19.06.2014 | 16:33 Uhr |

„Deep Web“ heißt der verborgene Teil des Internets. Denn viele Unternehmen sammeln und vermarkten die Spuren, die Sie im Internet hinterlassen. Wir sagen, wie Sie sich schützen.

Zur Einstimmung ein kurzer Blick in die Tiefen des unbekannten Internets: Der russische Anbieter von Sicherheits-Software Kaspersky hat im Internet einiges an Details zum „Deep Web“ zusammengestellt. Besonders bemerkenswert ist dabei, dass dieser unsichtbare Teil den Großteil des Internets ausmacht und man als Anwender trotz dessen Allgegenwärtigkeit nichts davon mitbekommt. Worum geht es im Deep Web genau? Es geht ums Tracken beim Surfen, das heißt um das Sammeln, Zusammenführen, Verwerten und Verkaufen all jener Informationen, die jeder Nutzer im Internet hinterlässt. Wer also beispielsweise zuerst beim Bestellen in einem Online-Shop Informationen wie etwa Name, Adresse und Geburtsdatum hinterlässt, daraufhin nach bestimmten Begriffen googelt und schließlich noch über soziale Netzwerke postet, verrät schon mehr über sich, als ihm vermutlich lieb ist. All diese Informationen – und noch sehr viel mehr aus dem normalen Internetalltag – werden mittlerweile professionell gesammelt, ausgewertet und verkauft. Marco Reuss, leitender Virenanalyst bei Kaspersky, beziffert den Wert jedes einzelnen Werbeprofils eines Deutschen auf mehr als 100 Euro. Der Wert solcher persönlicher Infos wird sofort deutlich, wenn man an Suchanfragen nach bestimmten Medikamenten oder nach einem Ratenkredit denkt: Hat hier jemand medizinische oder finanzielle Probleme? Derartige Informationen sind bares Geld wert für Werbevermarkter und Anbieter.
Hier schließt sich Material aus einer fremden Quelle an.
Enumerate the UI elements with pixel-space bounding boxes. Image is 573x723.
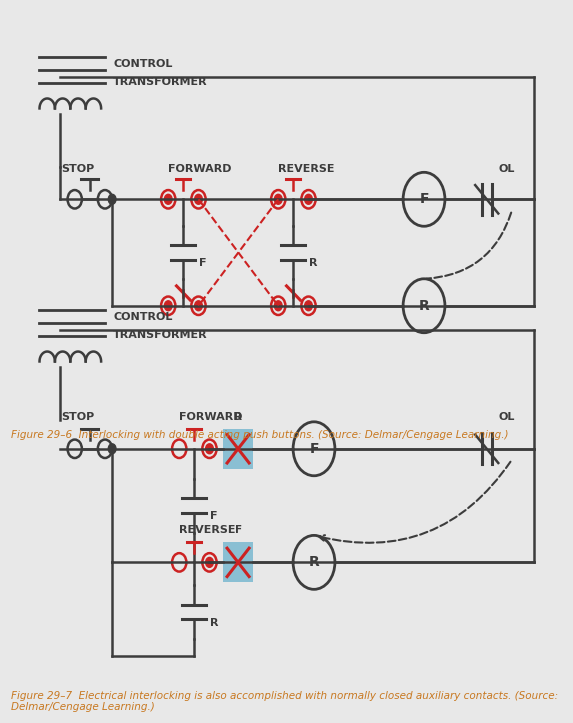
Text: F: F xyxy=(419,192,429,206)
Circle shape xyxy=(108,194,116,205)
Text: FORWARD: FORWARD xyxy=(168,164,231,174)
Circle shape xyxy=(206,557,213,568)
Text: F: F xyxy=(234,526,242,536)
Circle shape xyxy=(305,301,312,311)
Text: R: R xyxy=(234,412,242,422)
Text: R: R xyxy=(309,555,319,570)
Text: TRANSFORMER: TRANSFORMER xyxy=(113,330,208,341)
Text: TRANSFORMER: TRANSFORMER xyxy=(113,77,208,87)
Circle shape xyxy=(274,301,282,311)
Text: STOP: STOP xyxy=(61,412,94,422)
Text: STOP: STOP xyxy=(61,164,94,174)
Circle shape xyxy=(108,444,116,454)
Text: REVERSE: REVERSE xyxy=(179,526,236,536)
Circle shape xyxy=(164,194,172,205)
Text: Figure 29–6  Interlocking with double acting push buttons. (Source: Delmar/Cenga: Figure 29–6 Interlocking with double act… xyxy=(11,430,509,440)
Text: CONTROL: CONTROL xyxy=(113,59,172,69)
Text: R: R xyxy=(309,258,317,268)
Text: OL: OL xyxy=(499,412,515,422)
Text: Figure 29–7  Electrical interlocking is also accomplished with normally closed a: Figure 29–7 Electrical interlocking is a… xyxy=(11,690,559,712)
Text: F: F xyxy=(199,258,206,268)
Circle shape xyxy=(206,444,213,454)
Text: CONTROL: CONTROL xyxy=(113,312,172,322)
Circle shape xyxy=(305,194,312,205)
Circle shape xyxy=(274,194,282,205)
Text: FORWARD: FORWARD xyxy=(179,412,243,422)
Circle shape xyxy=(195,301,202,311)
Circle shape xyxy=(164,301,172,311)
Circle shape xyxy=(195,194,202,205)
Text: F: F xyxy=(309,442,319,455)
Text: F: F xyxy=(210,511,217,521)
Bar xyxy=(223,429,253,469)
Text: OL: OL xyxy=(499,164,515,174)
Text: R: R xyxy=(419,299,429,313)
Bar xyxy=(223,542,253,582)
Text: R: R xyxy=(210,617,218,628)
Text: REVERSE: REVERSE xyxy=(278,164,335,174)
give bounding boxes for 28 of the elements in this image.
Im Internet wird (fast) alles getrackt und verwertet

Von alledem bemerkt der normale Surfer zunächst einmal nichts – außer dass er sich unter Umständen darüber wundert, warum im Browser stets passende Werbung erscheint. Technisch stellt das automatische Sammeln und Weitergeben solcher Infos kein Problem dar. Experten schätzen, dass rund zwei Drittel der hundert wichtigsten Internetseiten weltweit die Surfgewohnheiten der Nutzer umfassend über sogenannte Cookies abspeichern. Zwar sind diese kleinen Textdateien praktisch, weil sie den Browser anhand einer individuellen ID wiedererkennen und einem damit etwa beim erneuten Anmelden auf einer Webseite das nochmalige Eintippen aller Angaben ersparen. Wenn Sie aber von „Dritten“, also von Werbefirmen, ausgelesen und ausgewertet werden, verliert der Normalanwender schnell jede Kontrolle darüber. So hat sich hinter den Kulissen ein milliardenschweres Netzwerk herausgebildet, das mit dieser „Ware“ Geschäfte macht – und der Handel damit wird zukünftig noch dramatisch zunehmen. Denn über Jahre war das Internet vor allem Informationsmedium, bevor es sich wegen der sozialen Netzwerke in Richtung „user-generated content“ bewegt hat. Für die Werbeindustrie und -vermarkter ist es ein Leichtes, freiwillig verbreitete Vorlieben, Hobbys und Interessen auszuwerten. Doch schon ist die nächste Dimension absehbar: Da sind zum einen die Apps auf mobilen Geräten mit Bewegungsprofilen sowie dem ständigen Einchecken vor Ort. Zum anderen gewinnt die Quantified-Self-Bewegung an Fahrt: Über Sensoren am Körper geben Menschen so ziemlich alles über sich preis. Das Ausmaß gegenüber Facebook und Co. steigert sich insbesondere deshalb nochmals, weil man seine Daten nicht mehr einzeln manuell veröffentlicht, sondern vielmehr vollautomatisch. Erteilt man einer App oder einem Körper-Tracker einmal die Erlaubnis, persönliche Daten zu veröffentlichen, muss man im Alltag nichts mehr tun. Datenmenge und -tiefe erhalten damit eine neue Dimension.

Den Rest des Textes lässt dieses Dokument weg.